Efficient Algorithms for Cardinality Estimation and Conjunctive Query Evaluation With Simple Degree Constraints
Sungjin Im, Benjamin Moseley, Hung Q. Ngo, Kirk Pruhs
TL;DR
The paper tackles tight upper bounding of conjunctive query outputs under degree constraints, focusing on the polymatroid bound DC[Γ_n]. It proves that for simple degree constraints this bound is computable in polynomial time via a polynomial-sized LP and that a polynomial-length proof sequence can be constructed, enabling faster PANDA-based query evaluation. It also introduces the flow bound, a tighter yet tractable relaxation that dominates previous chain bounds and, for simple or acyclic constraints, can equal the polymatroid bound with an appropriate permutation. The authors establish hardness results showing limitations beyond simple degree constraints and provide a practical path forward for information-theoretic cardinality estimation, with implications for query optimization and plan cost estimation.
Abstract
Cardinality estimation and conjunctive query evaluation are two of the most fundamental problems in database query processing.

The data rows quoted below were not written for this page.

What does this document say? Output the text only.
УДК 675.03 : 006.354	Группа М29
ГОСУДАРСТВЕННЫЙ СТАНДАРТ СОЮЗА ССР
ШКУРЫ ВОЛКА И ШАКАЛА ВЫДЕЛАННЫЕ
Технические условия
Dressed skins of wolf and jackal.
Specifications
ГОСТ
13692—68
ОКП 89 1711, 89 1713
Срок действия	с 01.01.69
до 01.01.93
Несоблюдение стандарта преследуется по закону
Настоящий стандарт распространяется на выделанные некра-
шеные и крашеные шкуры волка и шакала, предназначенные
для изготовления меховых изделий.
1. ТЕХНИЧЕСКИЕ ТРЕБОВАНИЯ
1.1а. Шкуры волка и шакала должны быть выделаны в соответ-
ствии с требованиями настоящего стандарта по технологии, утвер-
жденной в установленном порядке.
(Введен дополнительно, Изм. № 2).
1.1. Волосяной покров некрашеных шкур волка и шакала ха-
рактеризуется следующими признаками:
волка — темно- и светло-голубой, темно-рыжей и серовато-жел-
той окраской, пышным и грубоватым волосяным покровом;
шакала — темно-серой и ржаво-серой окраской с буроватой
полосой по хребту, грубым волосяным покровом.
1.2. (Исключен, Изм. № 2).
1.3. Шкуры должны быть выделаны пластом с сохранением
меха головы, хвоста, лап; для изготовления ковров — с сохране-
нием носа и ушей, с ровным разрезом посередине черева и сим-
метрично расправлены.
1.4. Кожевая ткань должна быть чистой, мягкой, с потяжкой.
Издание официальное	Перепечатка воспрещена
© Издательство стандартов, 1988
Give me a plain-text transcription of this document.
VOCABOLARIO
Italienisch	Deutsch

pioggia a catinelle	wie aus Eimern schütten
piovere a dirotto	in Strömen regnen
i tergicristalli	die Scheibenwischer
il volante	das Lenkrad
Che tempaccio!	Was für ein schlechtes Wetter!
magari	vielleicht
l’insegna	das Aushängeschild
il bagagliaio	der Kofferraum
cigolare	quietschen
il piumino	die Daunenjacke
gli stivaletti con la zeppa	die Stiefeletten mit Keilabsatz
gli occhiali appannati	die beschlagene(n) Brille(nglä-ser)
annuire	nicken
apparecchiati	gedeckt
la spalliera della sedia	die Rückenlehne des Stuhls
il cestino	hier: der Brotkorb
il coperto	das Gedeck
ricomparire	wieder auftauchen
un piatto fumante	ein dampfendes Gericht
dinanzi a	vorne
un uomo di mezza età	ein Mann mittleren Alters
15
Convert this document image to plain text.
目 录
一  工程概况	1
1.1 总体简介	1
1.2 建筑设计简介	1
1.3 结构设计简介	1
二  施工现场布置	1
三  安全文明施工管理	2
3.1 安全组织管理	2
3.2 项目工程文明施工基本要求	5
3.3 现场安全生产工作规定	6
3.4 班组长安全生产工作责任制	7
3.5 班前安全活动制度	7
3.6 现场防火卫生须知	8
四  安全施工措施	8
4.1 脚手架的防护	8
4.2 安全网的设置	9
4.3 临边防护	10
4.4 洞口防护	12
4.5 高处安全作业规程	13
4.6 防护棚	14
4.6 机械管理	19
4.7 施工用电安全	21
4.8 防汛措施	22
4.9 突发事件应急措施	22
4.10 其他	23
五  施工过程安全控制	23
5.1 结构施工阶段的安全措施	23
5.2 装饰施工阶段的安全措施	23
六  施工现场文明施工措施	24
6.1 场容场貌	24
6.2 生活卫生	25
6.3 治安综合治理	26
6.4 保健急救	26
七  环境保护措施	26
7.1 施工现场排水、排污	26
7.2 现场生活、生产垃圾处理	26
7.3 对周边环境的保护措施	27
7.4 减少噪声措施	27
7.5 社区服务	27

Recent work proposed, studied, and implemented a robust and practical information-theoretic cardinality estimation framework. In this framework, the estimator is the cardinality upper bound of a conjunctive query subject to ``degree-constraints'', which model a rich set of input data statistics. For general degree constraints, computing this bound is computationally hard. Researchers have naturally sought efficiently computable relaxed upper bounds that are as tight as possible. The polymatroid bound is the tightest among those relaxed upper bounds. While it is an open question whether the polymatroid bound can be computed in polynomial-time in general, it is known to be computable in polynomial-time for some classes of degree constraints. Our focus is on a common class of degree constraints called simple degree constraints. Researchers had not previously determined how to compute the polymatroid bound in polynomial time for this class of constraints. Our first main result is a polynomial time algorithm to compute the polymatroid bound given simple degree constraints. Our second main result is a polynomial-time algorithm to compute a ``proof sequence'' establishing this bound. This proof sequence can then be incorporated in the PANDA-framework to give a faster algorithm to evaluate a conjunctive query. In addition, we show computational limitations to extending our results to broader classes of degree constraints. Finally, our technique leads naturally to a new relaxed upper bound called the {\em flow bound}, which is computationally tractable.